A DNS forward lookup zone named comptia.org must:
• Ensure the DNS is protected from on-path attacks.
• Ensure zone transfers use mutual authentication and are authenticated and negotiated.
Which of the following should the security architect configure to meet these requirements? (Choose two.)
- A. Public keys
- B. Conditional forwarders
- C. Root hints
- D. DNSSEC
- E. CNAME records
- F. SRV records
An accounting team member received a voicemail message from someone who sounded like the Chief Financial Officer (CFO). In the voicemail message, the caller requested a wire transfer to a bank account the organization had not used before. Which of the following best describes this type of attack?
- A. The attacker used deep fake technology to simulate the CFO’s voice.
- B. The CFO tried to commit a form of embezzlement.
- C. The attacker used caller ID spoofing to imitate the CFO’s internal phone extension.
- D. The attacker successfully phished someone in the accounts payable department.
A social media company wants to change encryption ciphers after identifying weaknesses in the implementation of the existing ciphers. The company needs the new ciphers to meet the following requirements:
• Utilize less RAM than competing ciphers.
• Be more CPU-efficient than previous ciphers.
• Require customers to use TLS 1.3 while broadcasting video or audio.
Which of the following is the best choice for the social media company?
- A. IDEA-CBC
- B. AES-GCM
- C. ChaCha20-Poly1305
- D. Camellia-CBC
While performing mandatory monthly patch updates on a production application server, the security analyst reports an instance of buffer overflow for a new application that was migrated to the cloud and is also publicly exposed. Security policy requires that only internal users have access to the application. Which of the following should the analyst implement to mitigate the issues reported? (Choose two.)
- A. Configure firewall rules to block all external traffic.
- B. Enable input validation for all fields.
- C. Enable automatic updates to be installed on all servers.
- D. Configure the security group to enable external traffic.
- E. Set up a DLP policy to alert for exfiltration on all application servers.
- F. Enable nightly vulnerability scans.
A company implements the following access control methodology based on the following data classifications:
The Chief Information Security Officer (CISO) wants to implement an additional layer of access control based on the geographic location of the underlying system that processes and stores data. The additional layer will be added to the existing access control system. Which of the following components must be implemented to achieve these goals? (Choose two.)
- A. Tagging
- B. Attribute-based access control
- C. Role-based access control
- D. Groups
- E. Tokenization
- F. Digital rights management
A security engineer is assessing a new tool to segment data and communications between domains. The assessment must determine how data transmission controls can be bypassed without detection. Which of the following techniques should the security engineer use?
- A. Machine-learning statistical analysis
- B. Fuzz testing
- C. Covert channel analysis
- D. Protocol analysis
An engineer has had scaling issues with a web application hosted on premises and would like to move to a serverless architecture.
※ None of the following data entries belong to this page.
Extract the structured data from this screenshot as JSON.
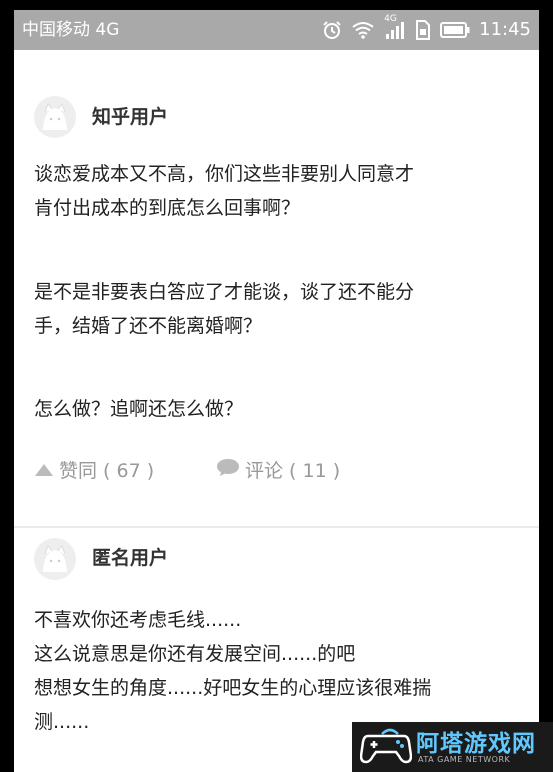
{
  "status_bar": {
    "carrier": "中国移动 4G",
    "network_badge": "4G",
    "time": "11:45"
  },
  "comments": [
    {
      "username": "知乎用户",
      "paragraphs": [
        "谈恋爱成本又不高，你们这些非要别人同意才",
        "肯付出成本的到底怎么回事啊？",
        "是不是非要表白答应了才能谈，谈了还不能分",
        "手，结婚了还不能离婚啊？",
        "怎么做？追啊还怎么做？"
      ],
      "like_label": "赞同 ( 67 )",
      "comment_label": "评论 ( 11 )"
    },
    {
      "username": "匿名用户",
      "lines": [
        "不喜欢你还考虑毛线......",
        "这么说意思是你还有发展空间......的吧",
        "想想女生的角度......好吧女生的心理应该很难揣",
        "测......"
      ]
    }
  ],
  "watermark": {
    "title": "阿塔游戏网",
    "subtitle": "ATA GAME NETWORK"
  },
  "colors": {
    "status_bar_bg": "#a9a9a9",
    "action_gray": "#999999",
    "text": "#222222",
    "watermark_blue": "#5fc9ff"
  }
}
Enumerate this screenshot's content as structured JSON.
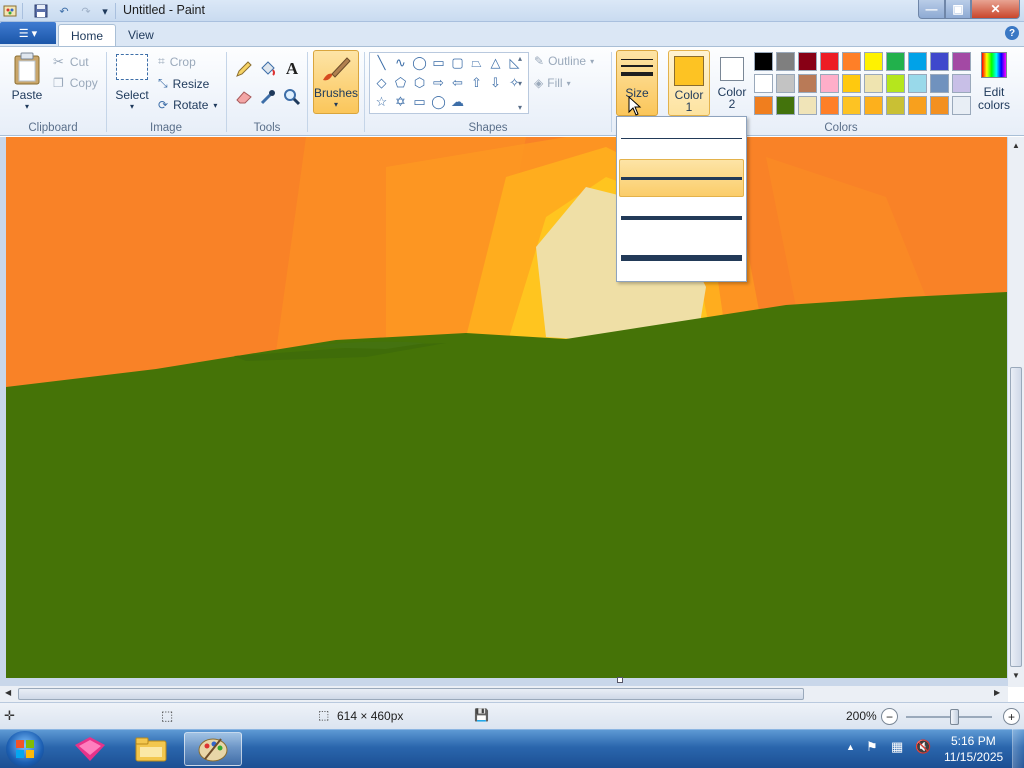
{
  "window": {
    "title": "Untitled - Paint",
    "minimize_glyph": "—",
    "maximize_glyph": "▣",
    "close_glyph": "✕"
  },
  "tabs": {
    "file_glyph": "☰ ▾",
    "home": "Home",
    "view": "View",
    "help_glyph": "?"
  },
  "clipboard": {
    "paste": "Paste",
    "cut": "Cut",
    "copy": "Copy",
    "group": "Clipboard"
  },
  "image": {
    "select": "Select",
    "crop": "Crop",
    "resize": "Resize",
    "rotate": "Rotate",
    "group": "Image"
  },
  "tools": {
    "group": "Tools"
  },
  "brushes": {
    "label": "Brushes"
  },
  "shapes": {
    "outline": "Outline",
    "fill": "Fill",
    "group": "Shapes"
  },
  "size": {
    "label": "Size",
    "selected_option": 2,
    "options": [
      "size-1px",
      "size-3px",
      "size-5px",
      "size-8px"
    ]
  },
  "colors": {
    "color1_label_a": "Color",
    "color1_label_b": "1",
    "color2_label_a": "Color",
    "color2_label_b": "2",
    "edit_label_a": "Edit",
    "edit_label_b": "colors",
    "group": "Colors",
    "color1_value": "#fdc323",
    "color2_value": "#ffffff",
    "palette_row1": [
      "#000000",
      "#7f7f7f",
      "#880015",
      "#ed1c24",
      "#ff7f27",
      "#fff200",
      "#22b14c",
      "#00a2e8",
      "#3f48cc",
      "#a349a4"
    ],
    "palette_row2": [
      "#ffffff",
      "#c3c3c3",
      "#b97a57",
      "#ffaec9",
      "#ffc90e",
      "#efe4b0",
      "#b5e61d",
      "#99d9ea",
      "#7092be",
      "#c8bfe7"
    ],
    "palette_row3": [
      "#f07e1e",
      "#43730c",
      "#f0e4b8",
      "#ff7f27",
      "#fdc323",
      "#fdb01c",
      "#c9c034",
      "#f8a01d",
      "#f39020",
      "#e8eef5"
    ]
  },
  "status": {
    "canvas_size": "614 × 460px",
    "zoom": "200%"
  },
  "taskbar": {
    "time": "5:16 PM",
    "date": "11/15/2025"
  }
}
Which of the following cloud benefits would be best to utilize for this project?
- A. Cost savings for hosting
- B. Automation of resource provisioning
- C. Providing geo-redundant hosting
- D. Eliminating need to patch
Multiple users have reported that an internal website’s status is listed as insecure because the TLS certificate has expired. Although a new certificate was generated, this issue has become a common occurrence throughout the year for multiple websites. Which of the following best prevents recurrence of this issue?
- A. OCSP responder
- B. Life-cycle management
- C. Wildcard certificates
- D. Certificate pinning
Following a successful exploitation of an RCE vulnerability during a penetration test, a systems administrator is performing remediation activities of the target system. Since the systems administrator was not involved in the planning process for the penetration test, a production server was inadvertently targeted and impacted by the actions of the penetration tester. Which of the following would be the most appropriate to reduce the impact of the penetration test in the future?
- A. Leverage a purple team approach to refine scope definition.
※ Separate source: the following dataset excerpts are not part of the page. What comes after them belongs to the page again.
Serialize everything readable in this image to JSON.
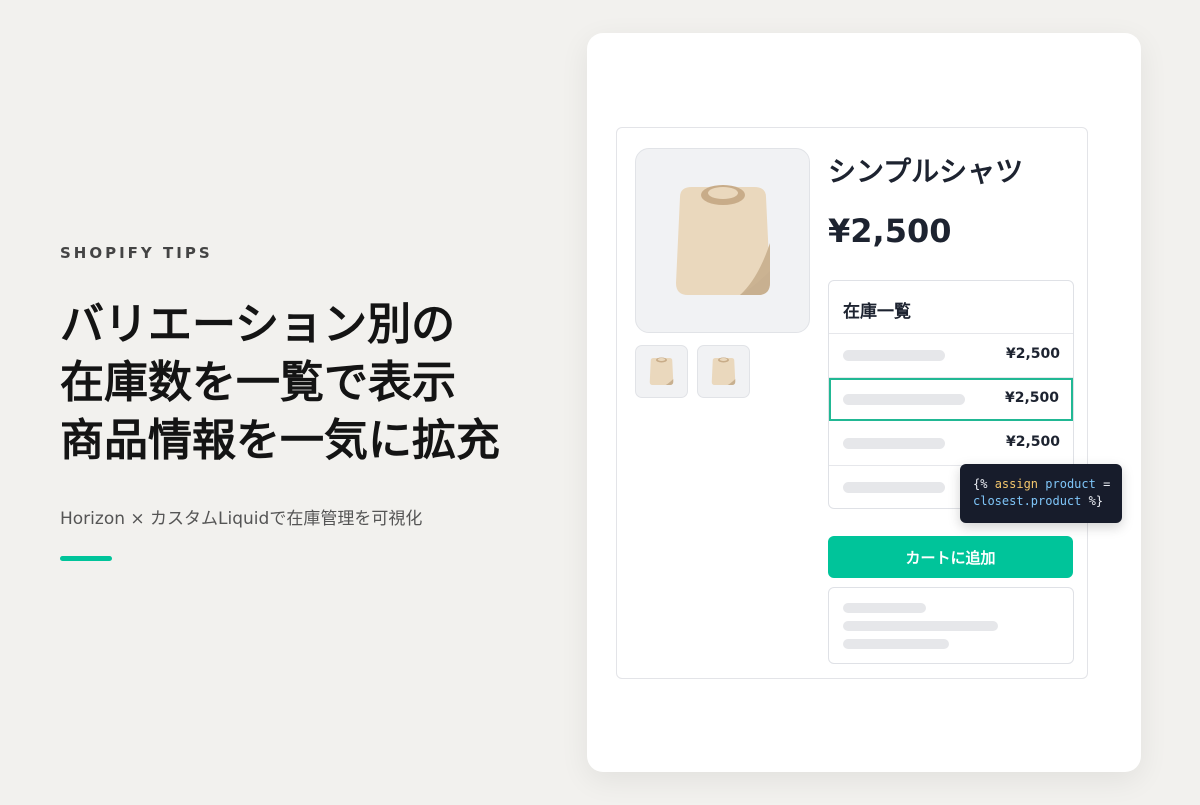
{
  "hero": {
    "eyebrow": "SHOPIFY TIPS",
    "headline_lines": [
      "バリエーション別の",
      "在庫数を一覧で表示",
      "商品情報を一気に拡充"
    ],
    "subtitle": "Horizon × カスタムLiquidで在庫管理を可視化",
    "accent_color": "#00c49a"
  },
  "product": {
    "title": "シンプルシャツ",
    "price": "¥2,500",
    "image_icon": "tshirt-icon",
    "thumbnails": [
      "tshirt-icon",
      "tshirt-icon"
    ]
  },
  "stock_table": {
    "title": "在庫一覧",
    "rows": [
      {
        "price": "¥2,500",
        "selected": false
      },
      {
        "price": "¥2,500",
        "selected": true
      },
      {
        "price": "¥2,500",
        "selected": false
      },
      {
        "price": "",
        "selected": false
      }
    ]
  },
  "code_tooltip": {
    "open": "{%",
    "keyword": "assign",
    "variable": "product",
    "operator": "=",
    "line2_value": "closest.product",
    "close": "%}"
  },
  "cart": {
    "button_label": "カートに追加",
    "button_color": "#00c49a"
  },
  "colors": {
    "background": "#f2f1ee",
    "selected_border": "#21b894",
    "tooltip_bg": "#171c2b"
  }
}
- B. Exclude non-production systems from the penetration test.
- C. Implement a black-box approach for the penetration test.
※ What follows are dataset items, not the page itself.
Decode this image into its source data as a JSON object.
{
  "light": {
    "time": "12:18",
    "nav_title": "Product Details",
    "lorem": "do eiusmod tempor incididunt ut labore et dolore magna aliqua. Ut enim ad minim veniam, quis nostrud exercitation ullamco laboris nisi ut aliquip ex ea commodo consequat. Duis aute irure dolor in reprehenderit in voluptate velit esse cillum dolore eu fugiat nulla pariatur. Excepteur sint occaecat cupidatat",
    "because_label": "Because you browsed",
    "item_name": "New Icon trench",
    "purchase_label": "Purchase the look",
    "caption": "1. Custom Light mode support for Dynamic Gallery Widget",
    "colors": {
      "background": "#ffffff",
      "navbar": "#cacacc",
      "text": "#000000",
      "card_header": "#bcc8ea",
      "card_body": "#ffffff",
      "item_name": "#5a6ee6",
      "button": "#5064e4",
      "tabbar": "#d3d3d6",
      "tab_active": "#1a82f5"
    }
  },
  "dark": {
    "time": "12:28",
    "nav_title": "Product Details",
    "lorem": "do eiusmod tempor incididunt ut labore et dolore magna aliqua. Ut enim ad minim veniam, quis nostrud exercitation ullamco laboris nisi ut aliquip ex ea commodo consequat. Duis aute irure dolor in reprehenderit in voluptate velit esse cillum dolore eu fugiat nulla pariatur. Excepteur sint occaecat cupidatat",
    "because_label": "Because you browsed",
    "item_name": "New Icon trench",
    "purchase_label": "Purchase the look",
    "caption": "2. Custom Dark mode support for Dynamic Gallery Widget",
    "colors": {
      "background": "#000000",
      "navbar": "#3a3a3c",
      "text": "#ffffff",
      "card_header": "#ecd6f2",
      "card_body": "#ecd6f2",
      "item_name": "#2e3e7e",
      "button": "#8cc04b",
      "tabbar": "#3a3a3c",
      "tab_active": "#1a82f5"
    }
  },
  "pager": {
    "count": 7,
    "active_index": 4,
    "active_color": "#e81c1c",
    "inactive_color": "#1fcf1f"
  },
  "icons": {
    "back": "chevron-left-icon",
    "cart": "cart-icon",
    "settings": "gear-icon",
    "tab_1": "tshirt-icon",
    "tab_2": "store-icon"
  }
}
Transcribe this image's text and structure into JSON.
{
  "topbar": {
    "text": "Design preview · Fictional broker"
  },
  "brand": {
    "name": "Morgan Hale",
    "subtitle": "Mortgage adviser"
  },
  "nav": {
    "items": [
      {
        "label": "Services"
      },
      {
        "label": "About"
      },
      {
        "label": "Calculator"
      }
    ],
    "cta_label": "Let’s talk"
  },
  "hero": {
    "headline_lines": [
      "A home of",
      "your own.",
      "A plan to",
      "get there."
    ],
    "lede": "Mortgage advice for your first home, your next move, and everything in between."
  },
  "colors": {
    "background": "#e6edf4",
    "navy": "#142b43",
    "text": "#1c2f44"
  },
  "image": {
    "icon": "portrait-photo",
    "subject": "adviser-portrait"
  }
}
- D. Include an intercepting proxy in the production environment.
- E. Rely on web application vulnerability scans instead of penetration testing.
An organization is working to secure its development process to ensure developers cannot deploy artifacts directly into the production environment. Which of the following security practice recommendations would be the best to accomplish this objective?
- A. Implement least privilege access to all systems.
- B. Roll out security awareness training for all users.
- C. Set up policies and systems with separation of duties.
- D. Enforce job rotations for all developers and administrators.
- E. Utilize mandatory vacations for all developers.
- F. Review all access to production systems on a quarterly basis.